Product Snapshot: Optimizeit ServerTrace

Borland introduces new approach to J2EE performance testing

February 7, 2003 — As part of Borland Software's continuing efforts to integrate development lifecycle tools, the company has introduced Optimizeit ServerTrace, a J2EE (Java 2 Platform, Enterprise Edition) performance testing tool. An extension of Borland's Optimizeit performance solution, ServerTrace brings testing from the development phase to the predeployment phase, says Bill Pataky, director of product management at Borland's Java business unit, and is targeted towards testers, instead of developers.

ServerTrace examines the interactions among different components of a J2EE system and presents a high-level overview of where time and resources are being spent. Users can drill down to the source code level and find the code causing the performance problem.

"With ServerTrace, the test teams can deliver much higher value information," says Pataky. "They just don't report that the system is slow. They're able to show that the system is slow because of a database query, and show the queries slowing the system down."

The tool also features an automatic application quality analyzer, which studies the way programmers write J2EE code and flags misuses that are actually legal but may lead to application quality issues or performance issues later. "For example, if someone was trying to serialize a nonserialzable object, that would work, but may cause performance problems down the road," says Pataky. "ServerTrace flags these kind of inadvertent errors that most applications tend to have. And that's a unique feature."

Digital Rum, a mobile commerce solution provider, has been using ServerTrace since August 2002. Michael Mason, head of infrastructure at Digital Rum, explains that ServerTrace confirms many performance issues found by a traditional CPU profiler, but requires less effort on the part of his team.
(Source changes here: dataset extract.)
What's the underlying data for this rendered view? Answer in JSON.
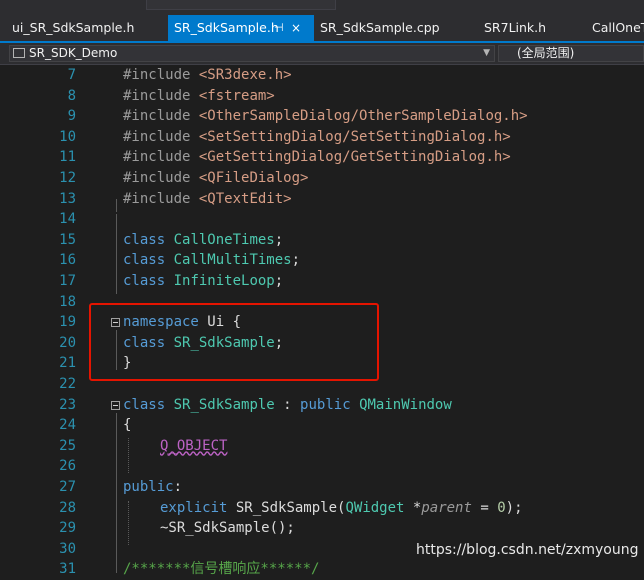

When Mason's team used ServerTrace to test one of Digital Rum's applications, they "could clearly see that certain JDBC [Java Database Connectivity] calls were adding up to cause a performance problem, by looking at a single display on ServerTrace," he says. "Using our previous CPU profiler, we had had to dig through large code traces and piece together the same information."

Mason also says that ServerTrace has a minimal affect on the tested application's performance. "Previous profiling tools have had a serious impact on the performance of the application being tested, often to the point that testing becomes meaningless or takes a prohibitive amount of time," he says. "We can run ServerTrace while an application is on our staging stack for user acceptance testing. This means we can profile application usage that is much closer to real-world traffic and find problems fast."
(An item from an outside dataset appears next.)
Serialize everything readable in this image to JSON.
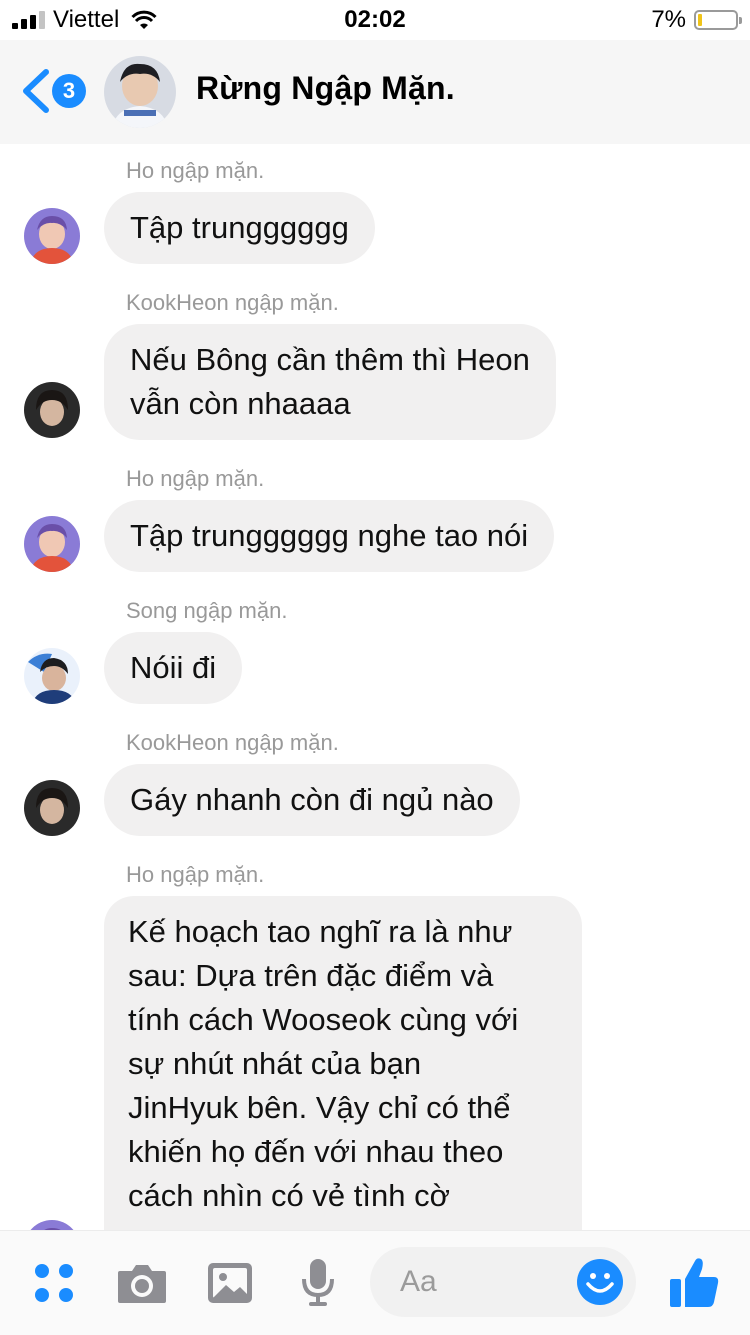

With ServerTrace, instead of deciphering profiler output, Mason's team can focus immediately on performance bottlenecks. "Our business is helped because we are better prepared to meet performance targets specified in our service level agreements, and can make better use of the hardware on which we run our applications, leading to reduced overheads," says Mason.

Mason notes that the tool still has some profiling overhead. "This means that when we want to do capacity testing we need to run the servers clean, without profiling switched on. This is fairly obvious though—by that stage, we've ironed out all the performance problems using ServerTrace and just want final numbers."

ServerTrace competes with Mercury Interactive's LoadRunner, ej-technologies' JProfiler, and Sitraka's PerformaSure. But ServerTrace's focus on EJB (Enterprise JavaBeans) and its ability to work with distributed applications sets it apart, says Thomas Murphy, senior program director at Meta Group. He cites its platform neutrality as another advantage.

"At this point, in its class, it is as good or better than anything out there," says Murphy about ServerTrace. "Improvement would be to expand beyond typical analysis and reporting similar to what Oracle has done with CodeCoach. This is a facility in Oracle9i JDeveloper that provides natural language feedback on source code, thus not just identifying performance issues, but how those and other coding deficiencies can be fixed."